Correction: Corporate Boards-Female Directors story
In a story Oct. 3 about California's new law requiring public companies headquartered in the state to include women on their boards of directors, The Associated Press misidentified Wendy Patrick, professor of business ethics at San Diego State University, as Davis on second reference. A corrected version of the story is below:
California law on company boards spotlights deep challenges
California companies will have to overcome entrenched obstacles to comply with new law requiring women on boards
By ALEXANDRA OLSON and MATT OTT
AP Business Writers
NEW YORK (AP) — California's new law requiring companies to include women on their boards of directors may not survive widely expected legal challenges but it has already spotlighted the entrenched practices and barriers that have helped keep women out of boardrooms.
Some of the country's best-known companies, along with many smaller ones, will have to overcome such obstacles to comply with the new measure, which requires public corporations headquartered in California to have at least one female director on their board by the end of next year. Companies with more than six board members would need three female directors by the end of 2021. Those with fewer than six members would need two women.
After years of public and internal pressure to increase gender parity at the top of the corporate ranks, few of the biggest companies have zero female board directors. But men vastly outnumber women on boards across nearly every industry, a landscape that has remained stubbornly unchanged despite years of debate and studies on the subject.
Facebook, Apple and Google's parent company Alphabet are among the several hundred companies headquartered in California that would have to add women to their boards by 2021 to comply with the law.
The law imposes a $100,000 fine for a first violation and a $300,000 penalty for subsequent violations, not huge sums for major corporations. Nevertheless, companies will likely begin efforts to comply with the law even as they keep track of — or participate in — legal efforts to block it, said Wendy Patrick, a professor of business ethics at San Diego State University.
Those efforts will push companies to work through obstacles frequently cited by corporate executives, including finding a wide pool of female talent, particularly in industries that are male-dominated from top to bottom. In the short term, Patrick said the law might serve as catalyst for widening the pool if it encourages more women to seek out board positions. In the long term, the law will encourage companies to more aggressively recruit and retain women in all ranks, she said.
"Maybe this will encourage women to step up who otherwise never thought they had a shot," Patrick said.
Women held about 20 percent of board seats at Fortune 500 companies in 2016, according to the most recent census by the Alliance of Board Diversity. That was up from just under 17 percent in 2012, according to the study, which was conducted with Deloitte, an auditing, taxes and consulting services provider.
Among California-based companies, many of the top companies already have at least three women on their boards, including Walt Disney, Chevron, Oracle, HP Inc. and Twitter. Those with only two female directors include Facebook, Apple and Alphabet.
The scarcity of women on boards is more prevalent among smaller companies headquartered in the state, said Annalisa Barrett, the CEO of the Board Governance Research LLC, which researches corporate board practices and composition.
The new law will force 377 companies to add at least one female director to their boards by 2021, according to Barrett, who analyzed numbers provided by data-gathering firm Equilar Inc. for companies on the Russell 3000 Index that are headquartered in California.

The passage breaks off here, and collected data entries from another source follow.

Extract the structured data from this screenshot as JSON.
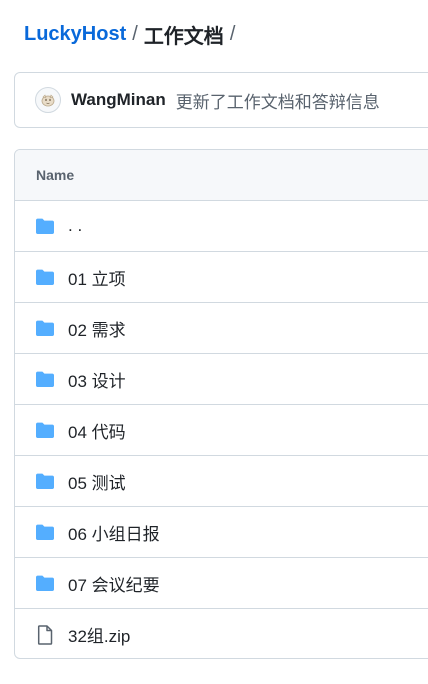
{
  "breadcrumb": {
    "repo": "LuckyHost",
    "separator": "/",
    "folder": "工作文档",
    "trailing_separator": "/"
  },
  "latest_commit": {
    "author": "WangMinan",
    "message": "更新了工作文档和答辩信息"
  },
  "files": {
    "header": "Name",
    "rows": [
      {
        "name": ". .",
        "type": "folder",
        "icon": "folder-icon"
      },
      {
        "name": "01 立项",
        "type": "folder",
        "icon": "folder-icon"
      },
      {
        "name": "02 需求",
        "type": "folder",
        "icon": "folder-icon"
      },
      {
        "name": "03 设计",
        "type": "folder",
        "icon": "folder-icon"
      },
      {
        "name": "04 代码",
        "type": "folder",
        "icon": "folder-icon"
      },
      {
        "name": "05 测试",
        "type": "folder",
        "icon": "folder-icon"
      },
      {
        "name": "06 小组日报",
        "type": "folder",
        "icon": "folder-icon"
      },
      {
        "name": "07 会议纪要",
        "type": "folder",
        "icon": "folder-icon"
      },
      {
        "name": "32组.zip",
        "type": "file",
        "icon": "file-icon"
      }
    ]
  },
  "colors": {
    "link": "#0969da",
    "folder": "#54aeff",
    "border": "#d1d9e0",
    "header_bg": "#f6f8fa",
    "muted_text": "#59636e"
  }
}
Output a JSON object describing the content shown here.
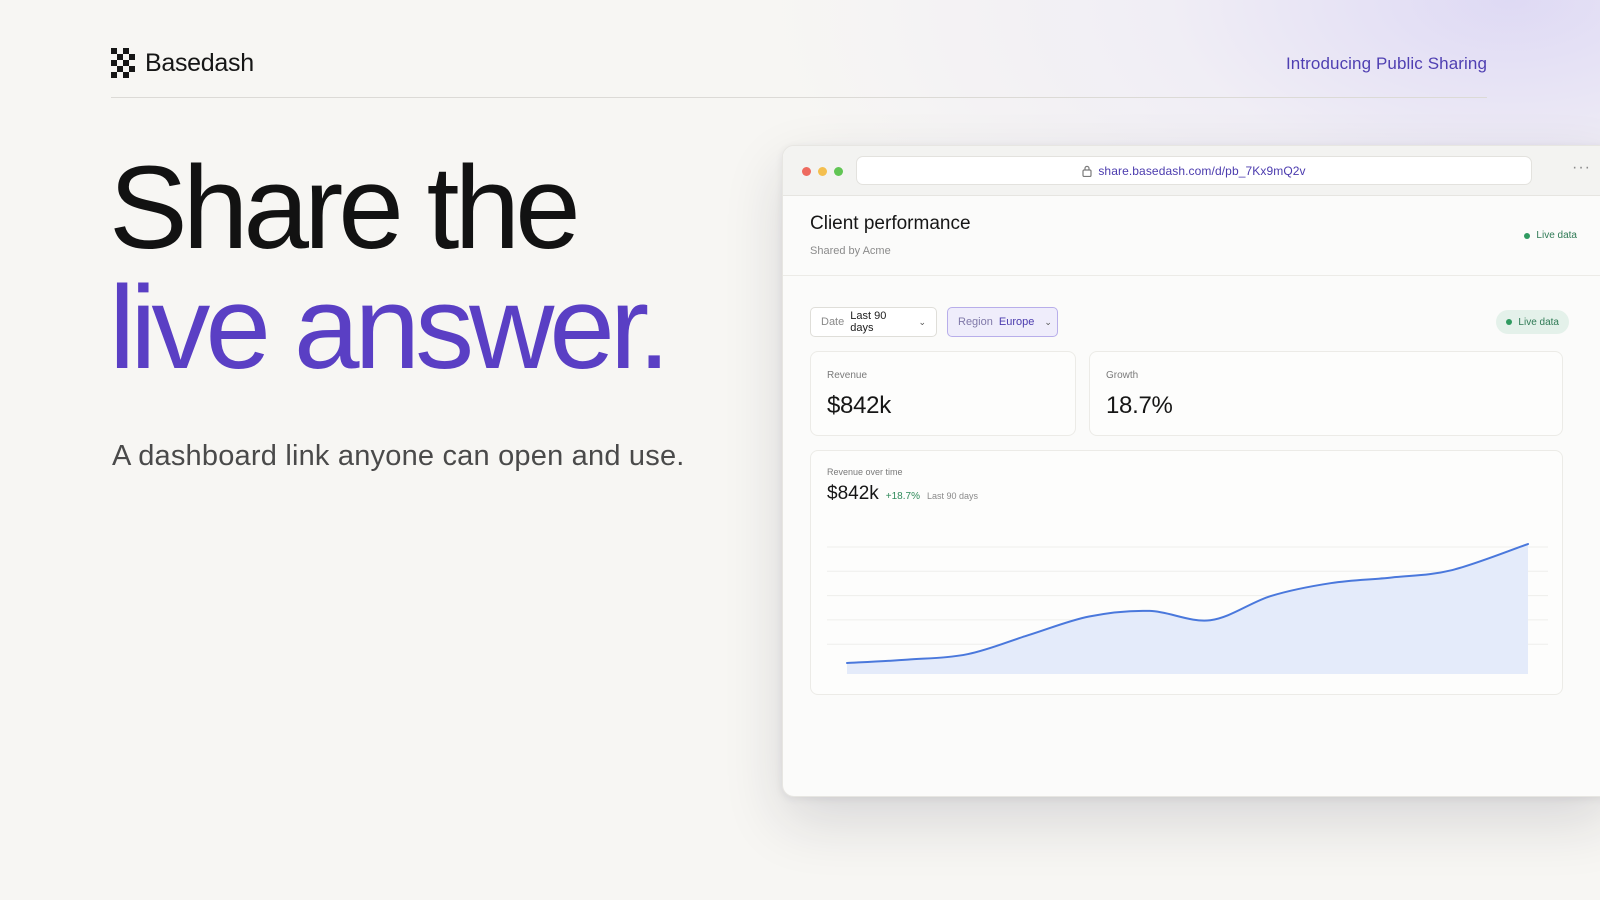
{
  "header": {
    "brand_name": "Basedash",
    "brand_icon": "checkerboard-logo-icon",
    "announcement_link": "Introducing Public Sharing"
  },
  "hero": {
    "line1": "Share the",
    "line2": "live answer.",
    "subtitle": "A dashboard link anyone can open and use."
  },
  "browser": {
    "url": "share.basedash.com/d/pb_7Kx9mQ2v",
    "more_icon": "more-icon"
  },
  "dashboard": {
    "title": "Client performance",
    "shared_by": "Shared by Acme",
    "live_label_top": "Live data",
    "filters": {
      "date": {
        "key": "Date",
        "value": "Last 90 days"
      },
      "region": {
        "key": "Region",
        "value": "Europe"
      }
    },
    "live_pill": "Live data",
    "cards": {
      "revenue": {
        "label": "Revenue",
        "value": "$842k"
      },
      "growth": {
        "label": "Growth",
        "value": "18.7%"
      }
    },
    "chart_card": {
      "label": "Revenue over time",
      "value": "$842k",
      "delta": "+18.7%",
      "period": "Last 90 days"
    }
  },
  "colors": {
    "accent": "#5a3fc4",
    "link": "#4f3fb2",
    "chart_line": "#4a78dc",
    "chart_fill": "#e4ebfa",
    "live_green": "#2f9a60"
  },
  "chart_data": {
    "type": "area",
    "title": "Revenue over time",
    "x": [
      0,
      8,
      16,
      24,
      32,
      40,
      48,
      56,
      64,
      72,
      80,
      90
    ],
    "values": [
      0.1,
      0.28,
      0.58,
      1.6,
      2.6,
      2.9,
      2.4,
      3.7,
      4.4,
      4.7,
      5.1,
      6.5
    ],
    "ylim": [
      -0.6,
      7.2
    ],
    "grid": true,
    "legend": "none"
  }
}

But she said that number does not reflect many companies that are too small to be included in the Russell 3000, many of which are likely to have all-male boards.
"Smaller companies haven't had as much pressure on them to take advantage of the benefits of having a diversified board," said Barrett, a professor of corporate governance at the University of San Diego School of Business.
A number of corporate practices serve as potential barriers for recruiting women to boards, according to a 2017 Deloitte survey of 300 corporate directors and C-Suite executives at U.S. companies with at least $50 million in annual revenue.
The survey found that more than 90 percent of board members would discount candidates without executive experience. That stacks the odds against women since the vast majority of CEOs at U.S. companies are men. The Deloitte study suggested that boards need to look outside their traditional recruitment practices, seeking out candidates with expertise in a certain field, or who reflect the customer base.
The Deloitte study also pointed to low turnover on boards. Less than 6 percent of companies surveyed in a 2016 Deloitte study on board practices have term limits for board members, although most have retirement age requirements.
To avoid dropping a male director or wait for a vacancy, most companies striving to comply with the California law will have to increase the number of board members, Barrett said. She noted that most companies have the flexibility to expand their boards in their bylaws.
The California law is almost certain to face legal challenges, something even Gov. Jerry Brown acknowledged when signing it Sunday.
A number of countries have implemented similar mandates, including France and Norway. In the United States, several states passed non-binding resolutions calling on companies to improve gender diversity on boards, following the lead of California, which became the first to do so in 2013. If California's new binding law survives legal challenges, other states can be expected to follow suit, Barrett said.
"Other states have followed along with California's movement. I would expect that if it indeed stands up to legal challenges, other states will follow along," Barrett said.